You try to say something. Guyen will never know what your final message to him would have been.
“I’m sorry,” he says.
The light goes out.
6. Trespassers in Eden
Another Earth.
They were working on this place when the bomb went off in Reykjavik, putting the finishing touches to a biosphere imported from earth. A big job, but the planet was perfect for it, the first of a long string of islands in the great empty night. The dream project of a misanthropic genius transhumanist, who planned to make it her grand experiment.
When everything fell apart, when the colonies on Mars and Europa and all the others died, when the signals from Earth ceased, this other Earth circled its far-distant other sun with blithe unconcern. The genius behind it never got to run her experiment. Something else happened instead, something unplanned for, unexpected, unwanted.

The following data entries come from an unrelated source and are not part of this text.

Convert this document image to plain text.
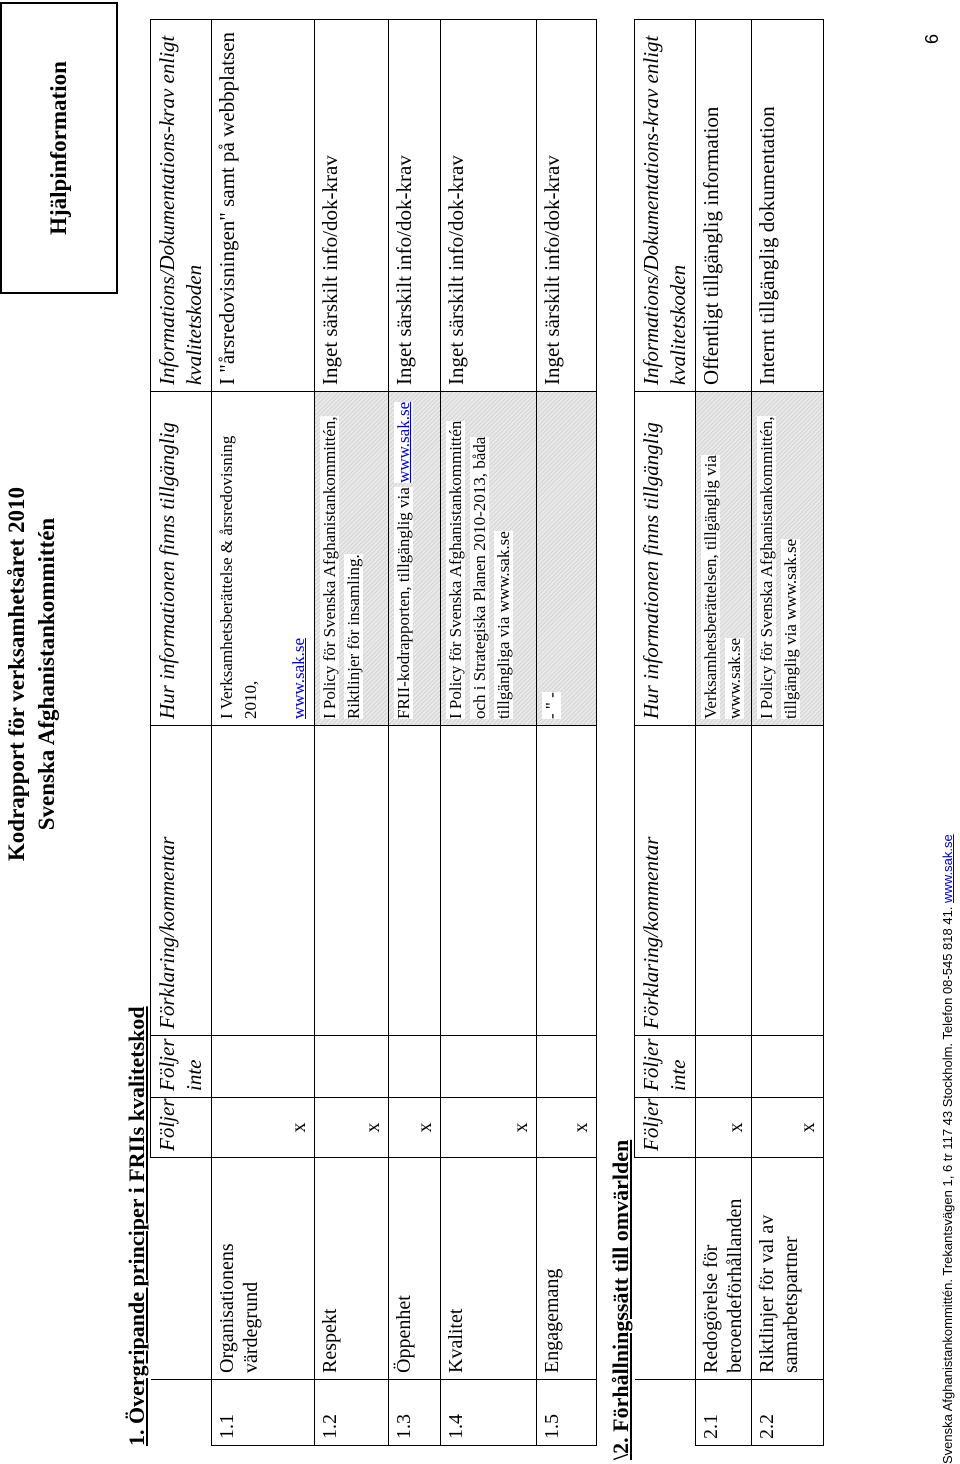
Kodrapport för verksamhetsåret 2010 Svenska Afghanistankommittén
Hjälpinformation
1. Övergripande principer i FRIIs kvalitetskod
		Följer	Följer inte	Förklaring/kommentar	Hur informationen finns tillgänglig	Informations/Dokumentations-krav enligt kvalitetskoden
1.1	Organisationens värdegrund	x			I Verksamhetsberättelse & årsredovisning 2010, www.sak.se	I "årsredovisningen" samt på webbplatsen
1.2	Respekt	x			I Policy för Svenska Afghanistankommittén, Riktlinjer för insamling.	Inget särskilt info/dok-krav
1.3	Öppenhet	x			FRII-kodrapporten, tillgänglig via www.sak.se	Inget särskilt info/dok-krav
1.4	Kvalitet	x			I Policy för Svenska Afghanistankommittén och i Strategiska Planen 2010-2013, båda tillgängliga via www.sak.se	Inget särskilt info/dok-krav
1.5	Engagemang	x			- " -	Inget särskilt info/dok-krav
\2. Förhållningssätt till omvärlden
		Följer	Följer inte	Förklaring/kommentar	Hur informationen finns tillgänglig	Informations/Dokumentations-krav enligt kvalitetskoden
2.1	Redogörelse för beroendeförhållanden	x			Verksamhetsberättelsen, tillgänglig via www.sak.se	Offentligt tillgänglig information
2.2	Riktlinjer för val av samarbetspartner	x			I Policy för Svenska Afghanistankommittén, tillgänglig via www.sak.se	Internt tillgänglig dokumentation
Svenska Afghanistankommittén. Trekantsvägen 1, 6 tr 117 43 Stockholm. Telefon 08-545 818 41. www.sak.se
6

All the while, when the tough remnants of the human race lived in the shadow of the ice and dragged themselves back into an understanding of themselves, something else was breeding and growing on this world, a usurper in this human paradise. Not an experiment, barely a mistake, just an unintended side-effect of how things fell out.
And one day, while mankind regrouped on its poison Earth, eyes looked up at the sky and asked Why? and Where did we come from? They looked at the pinprick lights above them and wondered why one moved so swiftly across the sky, never realizing that they were looking at all that was left of their creators.
From something that merely bred and fed, they became something that remembers and builds and dances and thinks. They told their own stories in their own language.
They cannot know that their creators are coming back to haunt them. They cannot know that sometimes, Where did we come from? is the worst question of all.